Zeitzeugenbericht der etwas anderen Art
Ein Zeitzeugenbericht der etwas anderen Art: Johannes Scheerer erzählt rückblickend, wie er 1996 als 13-Jähriger die 33-tägige Entführung seines Vaters Jan Philipp Reemtsma erlebt hat (Reemtsma-Entführung). ...
Ein Zeitzeugenbericht der etwas anderen Art: Johannes Scheerer erzählt rückblickend, wie er 1996 als 13-Jähriger die 33-tägige Entführung seines Vaters Jan Philipp Reemtsma erlebt hat (Reemtsma-Entführung).
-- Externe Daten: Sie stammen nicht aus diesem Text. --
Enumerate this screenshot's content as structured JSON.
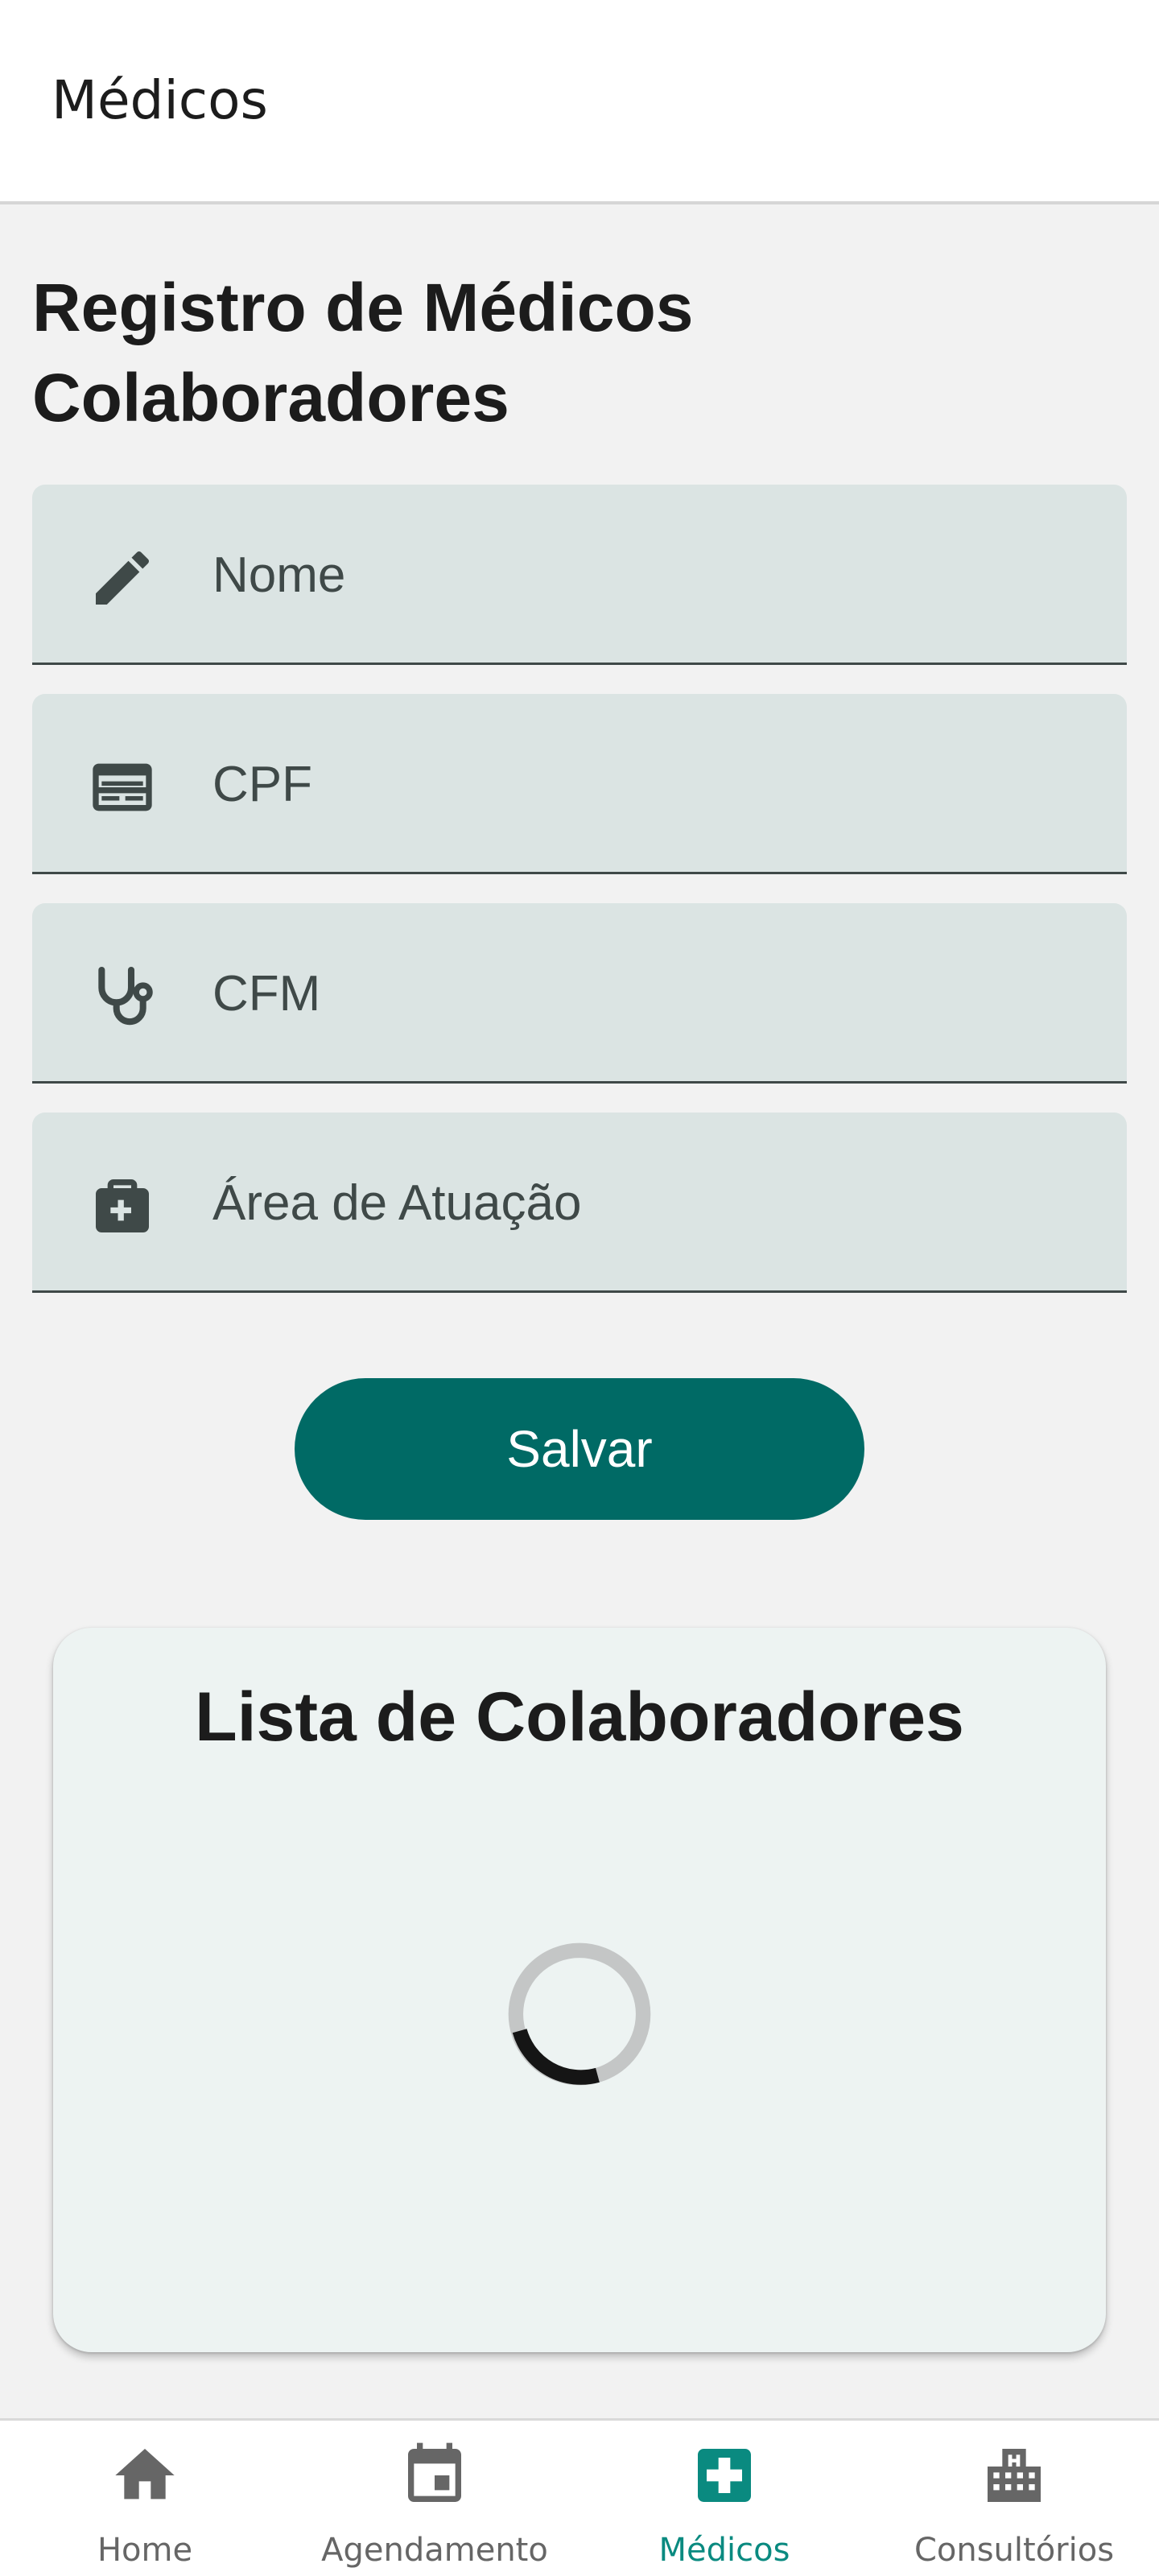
{
  "app_bar": {
    "title": "Médicos"
  },
  "form": {
    "heading": "Registro de Médicos Colaboradores",
    "fields": [
      {
        "icon": "pencil-icon",
        "placeholder": "Nome"
      },
      {
        "icon": "id-card-icon",
        "placeholder": "CPF"
      },
      {
        "icon": "stethoscope-icon",
        "placeholder": "CFM"
      },
      {
        "icon": "medical-bag-icon",
        "placeholder": "Área de Atuação"
      }
    ],
    "save_label": "Salvar"
  },
  "list": {
    "title": "Lista de Colaboradores",
    "loading": true
  },
  "bottom_nav": {
    "items": [
      {
        "icon": "home-icon",
        "label": "Home",
        "active": false
      },
      {
        "icon": "calendar-icon",
        "label": "Agendamento",
        "active": false
      },
      {
        "icon": "medical-cross-icon",
        "label": "Médicos",
        "active": true
      },
      {
        "icon": "hospital-building-icon",
        "label": "Consultórios",
        "active": false
      }
    ]
  },
  "colors": {
    "primary": "#006a65",
    "active_nav": "#0a8a80",
    "field_background": "#dbe4e3",
    "card_background": "#edf3f2",
    "page_background": "#f2f2f2"
  }
}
Die Erzählperspektive ist gut gewählt und authentisch wiedergegeben. Vom ersten Schock über die Schritte ins das neue, temporäre Leben ohne Vater (dafür mit Polizei, Ermittlern und Entführern) bis hin zur großen Verzweiflung - Scheerer lässt den Emotionen freien Lauf, ohne dass sein Bericht ins Kitschige abdriftet.
Man kann sie nachvollziehen, die Hoffnungslosig- und Hilflosigkeit des 13-Jährigen, dessen gesamtes Leben von jetzt auf gleich auf nur ein Thema (Entführung!) einzoomt und kaum Platz für darüber hinaus gehende Randbetrachtungen lässt. Er ist quasi mittendrin im Geschehen, aber irgendwie nicht, denn vieles, vor dem er als 13-Jähriger in dem Moment geschützt werden sollte, erfuhr er erst später. So ist es vor allem die Hilfslosigkeit, die die Gedanken des 13-Jährigen bestimmt. Neben Fragen wie: "Was kann ich tun, wie kann ich von Nutzen sein?" ist es dabei vor allem die reale Befürchtung, den Vater nie wieder zu sehen, die der 13-Jährige schon früh akzeptiert, um auf das Schlimmste vorbereitet zu sein. Briefe des Vaters aus der Gefangenschaft, in denen er liebevoll mit Frau und Sohn kommuniziert, erzeugen so einen mentalen Spagat zwischen dem schon fast als real empfundenen Verlust und der hierfür unerwünschten Hoffnung. Diese Gedanken, diese vorauseilende Akzeptanz des "bösen Endes" fand ich ziemlich düster, teils fast erschreckend.
33 Tage lang dauert die Qual. 33 Tage, in denen die Polizei sich diverse ermittlungstaktische Pannen erlaubt, in denen die Kommunikation mit den Entführern immer wieder scheitert, in denen Johannes die Außenwelt kaum wahrnimmt (und wenn doch, immer mit etwas schlechtem Gewissen) und in denen so manche an ihre Grenzen stoßen.
Die (von ein paar Gesangseinlagen abgesehen) überwiegend besonnene, ruhige Lesung vom Autor passt gut zur "Stimmung" des Buchs. Für mich persönlich hätte es an einigen wenigen Stellen noch etwas straffer sein dürfen. Grundsätzlich hat es sich aber gut lesen bzw. hören lassen und ist als außergewöhnlicher Blickwinkel auf eine solche Entführungssituation empfehlenswert.